Kyoto : où en est le marché du CO2 ?
Un an après sa mise en place, le bilan du marché européen des quotas d'émission de CO
Producteurs d’électricité, verriers, sidérurgistes, chimistes et autres industriels grands consommateurs d’énergie ont dû intégrer, depuis l’an dernier, un nouveau facteur dans leurs calculs économiques : le prix du carbone ou, plus exactement, du droit à émettre du carbone. Dans le cadre du protocole de Kyoto et afin de lutter contre le changement climatique, l’Union européenne s’est en effet engagée à avoir diminué en 2012 ses émissions de gaz à effet de serre de 8 % par rapport au niveau atteint en 1990. Principal gaz visé : le dioxyde de carbone (CO2).
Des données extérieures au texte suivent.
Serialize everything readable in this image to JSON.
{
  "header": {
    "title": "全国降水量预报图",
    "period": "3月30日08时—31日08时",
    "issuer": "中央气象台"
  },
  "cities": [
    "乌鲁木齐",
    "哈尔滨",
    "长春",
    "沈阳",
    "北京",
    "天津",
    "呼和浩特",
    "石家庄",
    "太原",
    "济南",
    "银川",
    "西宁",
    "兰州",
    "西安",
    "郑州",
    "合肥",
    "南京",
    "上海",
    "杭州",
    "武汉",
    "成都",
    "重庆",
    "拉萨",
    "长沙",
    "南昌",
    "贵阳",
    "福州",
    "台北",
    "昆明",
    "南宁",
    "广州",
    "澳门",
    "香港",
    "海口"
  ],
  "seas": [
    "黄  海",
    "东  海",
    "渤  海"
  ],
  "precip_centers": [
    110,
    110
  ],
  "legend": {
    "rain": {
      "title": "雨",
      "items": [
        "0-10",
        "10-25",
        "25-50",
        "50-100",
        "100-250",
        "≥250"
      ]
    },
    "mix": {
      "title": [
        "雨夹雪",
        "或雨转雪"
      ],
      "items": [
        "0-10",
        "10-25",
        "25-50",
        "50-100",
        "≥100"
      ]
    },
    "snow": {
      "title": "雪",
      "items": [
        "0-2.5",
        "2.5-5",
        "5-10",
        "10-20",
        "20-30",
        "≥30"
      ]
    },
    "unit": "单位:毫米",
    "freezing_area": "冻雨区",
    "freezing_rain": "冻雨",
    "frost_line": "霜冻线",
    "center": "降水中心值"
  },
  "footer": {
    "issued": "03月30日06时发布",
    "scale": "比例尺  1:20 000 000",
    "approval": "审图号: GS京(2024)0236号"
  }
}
Atteindre cet objectif n’a rien d’évident : en 2003, les émissions n’avaient baissé que de 1,4 %. Pour espérer parvenir à 8 % en 2012, de nombreuses actions doivent être engagées dans tous les domaines : transports, urbanisme, logements... Il faut en particulier faire baisser les émissions industrielles, qui représentent, à elles seules, la moitié du total. Un objectif théoriquement assez simple à mettre en oeuvre puisque ces émissions sont dues pour l’essentiel à un nombre limité de grandes installations : usines sidérurgiques, cimenteries, complexes pétrochimiques, etc. Pour obtenir que les industriels limitent leurs rejets de gaz à effet de serre, l’Union européenne a créé un marché de droits à polluer1, dont le but est de réduire progressivement les émissions industrielles sans pénaliser outre mesure les entreprises. Un an après sa mise en place, le bilan est plutôt satisfaisant. Une bonne nouvelle alors que s’engagent les négociations sur la suite à donner au protocole de Kyoto après 2012.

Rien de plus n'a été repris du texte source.